4. Long-Acting Insulin
Long-acting insulin, or basal insulin, can work all day. That’s why long-acting insulin is mostly used at night and only used once a day.
Typically, patients take long-acting insulin with either rapid-acting or short-acting (bolus insulin) insulin.
Based on how they work and how they are used, basal insulin and bolus insulin can be said to be inversely related.

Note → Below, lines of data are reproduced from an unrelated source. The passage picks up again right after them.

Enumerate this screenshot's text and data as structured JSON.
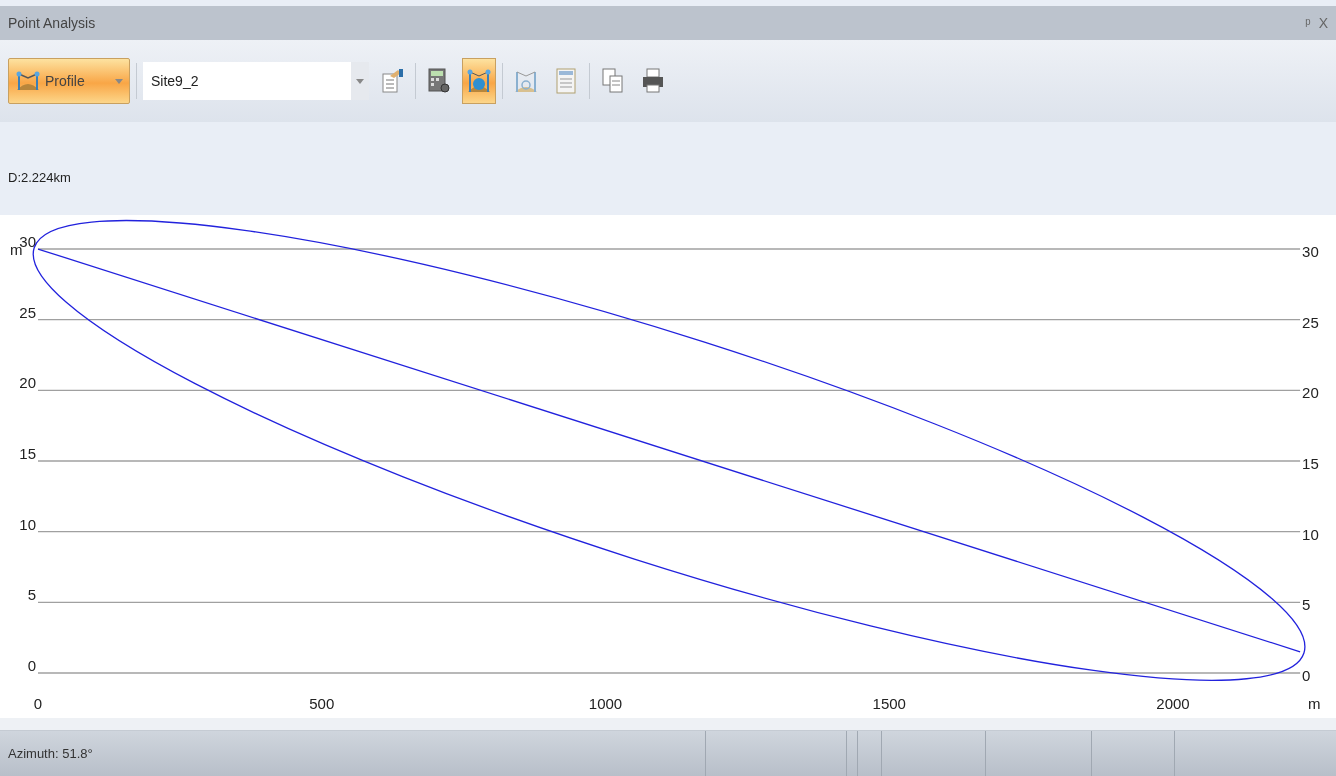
{
  "panel": {
    "title": "Point Analysis",
    "pin": "ᵖ",
    "close": "X"
  },
  "toolbar": {
    "mode_button": {
      "label": "Profile",
      "selected": true
    },
    "site_select": {
      "value": "Site9_2"
    },
    "tools": [
      {
        "kind": "properties",
        "selected": false
      },
      {
        "kind": "calculator",
        "selected": false
      },
      {
        "kind": "profile-globe",
        "selected": true
      },
      {
        "kind": "profile-tool",
        "selected": false
      },
      {
        "kind": "document",
        "selected": false
      },
      {
        "kind": "copy",
        "selected": false
      },
      {
        "kind": "print",
        "selected": false
      }
    ]
  },
  "distance": "D:2.224km",
  "chart": {
    "chart_data": {
      "type": "line",
      "xlabel": "m",
      "ylabel": "m",
      "x": [
        0,
        2224
      ],
      "series": [
        {
          "color": "#2222dd",
          "values": [
            30,
            1.5
          ]
        }
      ],
      "xlim": [
        0,
        2224
      ],
      "ylim": [
        0,
        30
      ],
      "xticks": [
        0,
        500,
        1000,
        1500,
        2000
      ],
      "yticks": [
        0,
        5,
        10,
        15,
        20,
        25,
        30
      ],
      "grid": true
    },
    "left_axis_labels": [
      "30",
      "25",
      "20",
      "15",
      "10",
      "5",
      "0"
    ],
    "right_axis_labels": [
      "30",
      "25",
      "20",
      "15",
      "10",
      "5",
      "0"
    ]
  },
  "status_bar": {
    "azimuth": "Azimuth: 51.8°"
  }
}
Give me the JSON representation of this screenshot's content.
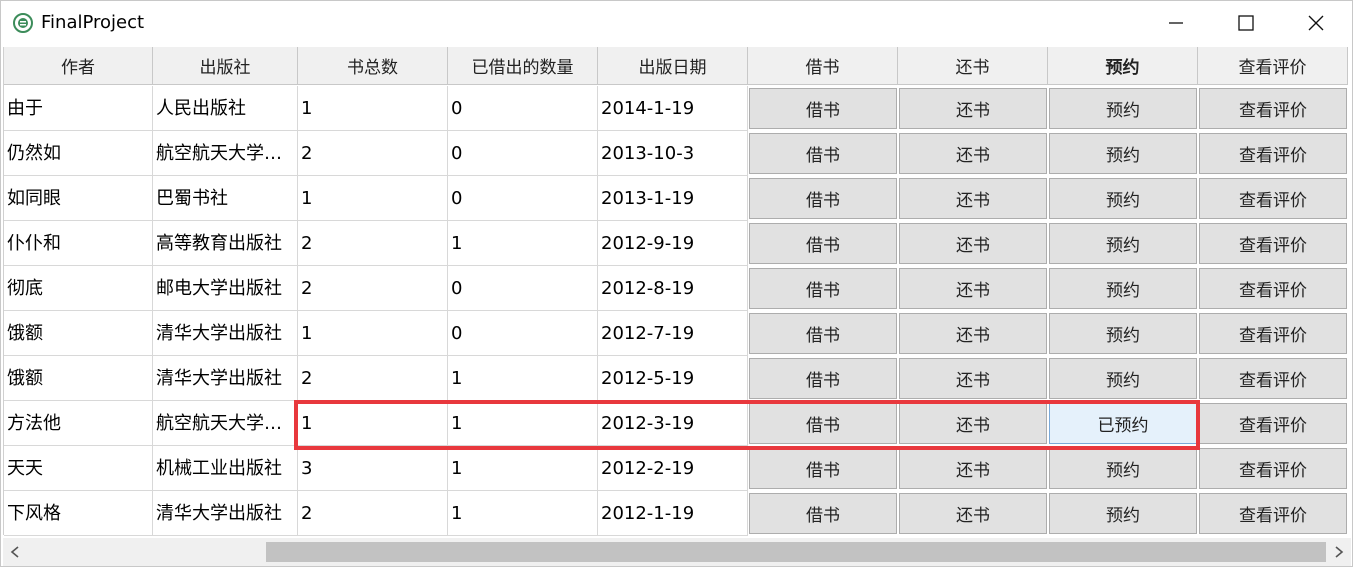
{
  "window": {
    "title": "FinalProject"
  },
  "table": {
    "columns": [
      "作者",
      "出版社",
      "书总数",
      "已借出的数量",
      "出版日期",
      "借书",
      "还书",
      "预约",
      "查看评价"
    ],
    "rows": [
      {
        "author": "由于",
        "publisher": "人民出版社",
        "total": "1",
        "borrowed": "0",
        "date": "2014-1-19",
        "borrow": "借书",
        "return": "还书",
        "reserve": "预约",
        "review": "查看评价"
      },
      {
        "author": "仍然如",
        "publisher": "航空航天大学…",
        "total": "2",
        "borrowed": "0",
        "date": "2013-10-3",
        "borrow": "借书",
        "return": "还书",
        "reserve": "预约",
        "review": "查看评价"
      },
      {
        "author": "如同眼",
        "publisher": "巴蜀书社",
        "total": "1",
        "borrowed": "0",
        "date": "2013-1-19",
        "borrow": "借书",
        "return": "还书",
        "reserve": "预约",
        "review": "查看评价"
      },
      {
        "author": "仆仆和",
        "publisher": "高等教育出版社",
        "total": "2",
        "borrowed": "1",
        "date": "2012-9-19",
        "borrow": "借书",
        "return": "还书",
        "reserve": "预约",
        "review": "查看评价"
      },
      {
        "author": "彻底",
        "publisher": "邮电大学出版社",
        "total": "2",
        "borrowed": "0",
        "date": "2012-8-19",
        "borrow": "借书",
        "return": "还书",
        "reserve": "预约",
        "review": "查看评价"
      },
      {
        "author": "饿额",
        "publisher": "清华大学出版社",
        "total": "1",
        "borrowed": "0",
        "date": "2012-7-19",
        "borrow": "借书",
        "return": "还书",
        "reserve": "预约",
        "review": "查看评价"
      },
      {
        "author": "饿额",
        "publisher": "清华大学出版社",
        "total": "2",
        "borrowed": "1",
        "date": "2012-5-19",
        "borrow": "借书",
        "return": "还书",
        "reserve": "预约",
        "review": "查看评价"
      },
      {
        "author": "方法他",
        "publisher": "航空航天大学…",
        "total": "1",
        "borrowed": "1",
        "date": "2012-3-19",
        "borrow": "借书",
        "return": "还书",
        "reserve": "已预约",
        "review": "查看评价"
      },
      {
        "author": "天天",
        "publisher": "机械工业出版社",
        "total": "3",
        "borrowed": "1",
        "date": "2012-2-19",
        "borrow": "借书",
        "return": "还书",
        "reserve": "预约",
        "review": "查看评价"
      },
      {
        "author": "下风格",
        "publisher": "清华大学出版社",
        "total": "2",
        "borrowed": "1",
        "date": "2012-1-19",
        "borrow": "借书",
        "return": "还书",
        "reserve": "预约",
        "review": "查看评价"
      }
    ]
  },
  "colors": {
    "highlight": "#e8383d",
    "button_bg": "#e1e1e1",
    "header_bg": "#f0f0f0",
    "selected_button_bg": "#e5f1fb"
  },
  "icons": {
    "app": "app-logo-icon",
    "minimize": "minimize-icon",
    "maximize": "maximize-icon",
    "close": "close-icon",
    "scroll_left": "chevron-left-icon",
    "scroll_right": "chevron-right-icon"
  }
}
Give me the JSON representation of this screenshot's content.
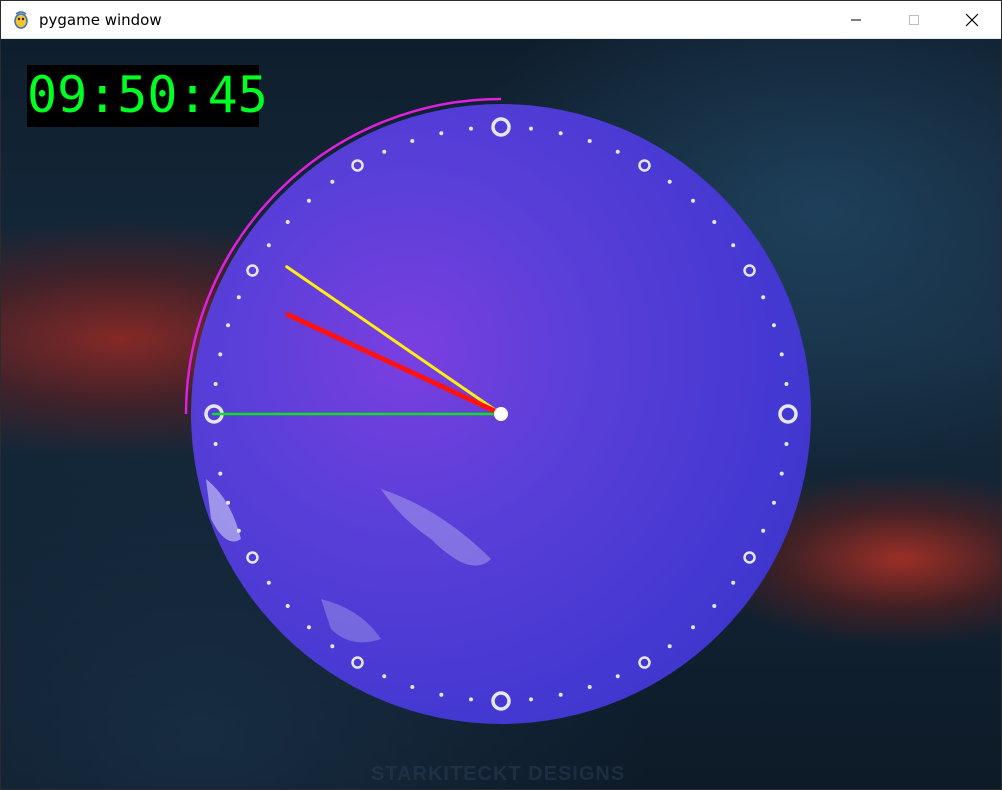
{
  "window": {
    "title": "pygame window",
    "app_icon": "pygame-snake-icon",
    "controls": {
      "minimize_icon": "minimize-icon",
      "maximize_icon": "maximize-icon",
      "close_icon": "close-icon"
    }
  },
  "clock": {
    "digital_time": "09:50:45",
    "hours": 9,
    "minutes": 50,
    "seconds": 45,
    "colors": {
      "digital_text": "#00ff22",
      "hour_hand": "#ff1111",
      "minute_hand": "#ffee11",
      "second_hand": "#11dd22",
      "second_arc": "#e020e0",
      "markers": "#e6e6f0",
      "face": "#4a3fd0"
    }
  },
  "background": {
    "watermark": "STARKITECKT DESIGNS"
  }
}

Here are some examples of long-acting insulin or basal insulin.
- Glargine (Lantus), able to reach the blood vessels in 1-1.5 hours and maintain blood sugar levels for approximately 20 hours.
- Detemir (Levemir), reaches the blood vessels in about 1-2 hours and works for 24 hours.
- Insulin degludec (Tresiba), enters the bloodstream in 30-90 minutes and works for 42 hours.
The dose of insulin for each person is also different. Your doctor may prescribe several combinations of insulin injection types for you.
Therefore, consult your doctor regarding the schedule and dose of insulin therapy that is right for your condition.
In general, the principle of giving insulin to diabetic patients is to start at a small dose and increase it gradually.
Insulin Injection Types: Insulin Pens
Injections can be difficult to administer. That’s why insulin treatment for diabetes is more practical with an insulin pen.